Actually, I’m wondering how apparmor inside the Whonix-Gateway could have any relevance at all if the image isn’t even booting.

Is there a way to start Whonix-Gateway with its apparmor disabled? In the “Virtual Machine Details”, “Boot Options”, there is provision for “Direct Kernel Boot” where one might enter “apparmor=0” in “kernel args” to disable apparmor, but the paths to the kernel and the initrd are required, and it won’t work if I put in the path to the qcow2 file.

Unlikely. You should at least see the virtual BIOS (no AppArmor there) and the initial boot. If AppArmor was badly broken, it would boot up and then stop, or endlessly reboot.

Is there a way to start Whonix-Gateway with its apparmor disabled?
Recovery mode has apparmor disabled.

Also undoing the effects of the grub-enable-apparmor package. Easy for debugging purposes by purging it (sudo apt-get purge grub-enable-apparmor). Not so easy for production builds, see https://www.whonix.org/wiki/Whonix_Debian_Packages. For production use, switch the apparmor setting in /etc/default/grub.

Which is non-ideal. Perhaps we should try to find another KVM maintainer that uses Debian? You as Fedora(?) host user + someone else?

If you feel its necessary I’m fine with it.

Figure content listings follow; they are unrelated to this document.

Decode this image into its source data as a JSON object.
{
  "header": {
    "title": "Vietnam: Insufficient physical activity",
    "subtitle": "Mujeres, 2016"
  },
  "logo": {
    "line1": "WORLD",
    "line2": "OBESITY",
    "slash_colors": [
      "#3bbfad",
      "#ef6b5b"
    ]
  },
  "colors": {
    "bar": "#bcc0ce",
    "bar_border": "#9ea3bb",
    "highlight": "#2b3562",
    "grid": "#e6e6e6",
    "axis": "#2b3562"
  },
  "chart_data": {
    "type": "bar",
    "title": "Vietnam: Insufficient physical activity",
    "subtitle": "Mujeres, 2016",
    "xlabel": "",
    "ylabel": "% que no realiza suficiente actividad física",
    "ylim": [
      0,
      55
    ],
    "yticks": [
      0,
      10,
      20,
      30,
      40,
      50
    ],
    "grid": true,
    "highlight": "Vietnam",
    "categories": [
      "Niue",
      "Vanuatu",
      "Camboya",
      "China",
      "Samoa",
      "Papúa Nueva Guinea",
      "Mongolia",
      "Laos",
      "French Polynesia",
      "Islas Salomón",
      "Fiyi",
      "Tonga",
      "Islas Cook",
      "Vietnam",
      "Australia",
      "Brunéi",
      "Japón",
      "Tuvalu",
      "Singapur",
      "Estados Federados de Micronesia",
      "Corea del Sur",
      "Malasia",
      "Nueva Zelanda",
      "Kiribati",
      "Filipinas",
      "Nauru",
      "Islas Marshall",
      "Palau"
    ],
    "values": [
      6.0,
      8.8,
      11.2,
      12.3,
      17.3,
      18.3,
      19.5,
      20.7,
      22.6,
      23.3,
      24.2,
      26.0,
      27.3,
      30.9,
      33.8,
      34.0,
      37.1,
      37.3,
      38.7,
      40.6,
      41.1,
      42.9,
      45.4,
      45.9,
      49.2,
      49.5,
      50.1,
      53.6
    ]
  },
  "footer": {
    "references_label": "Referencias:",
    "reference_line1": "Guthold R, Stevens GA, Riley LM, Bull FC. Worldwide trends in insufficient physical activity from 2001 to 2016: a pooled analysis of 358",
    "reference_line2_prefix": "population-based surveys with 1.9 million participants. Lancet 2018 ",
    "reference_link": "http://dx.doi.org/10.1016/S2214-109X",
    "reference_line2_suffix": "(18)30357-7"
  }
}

Although its not really enough that they use Debian, they would have to be knowledgeable about Apparmor rules too if thats the case.

Its most likely a problem with hugepagetables not being supported by KVM on Debian yet. I am willing to keep an updated list of settings that need to be removed for Whonix on Debian to work. B

Dennis were you able to get Whonix KVM working on your host at any point? Does removing hugepagetables do it?

I can tell you that its not an apparmor problem almost certainly. And settings inside the vm should never affect something on the host.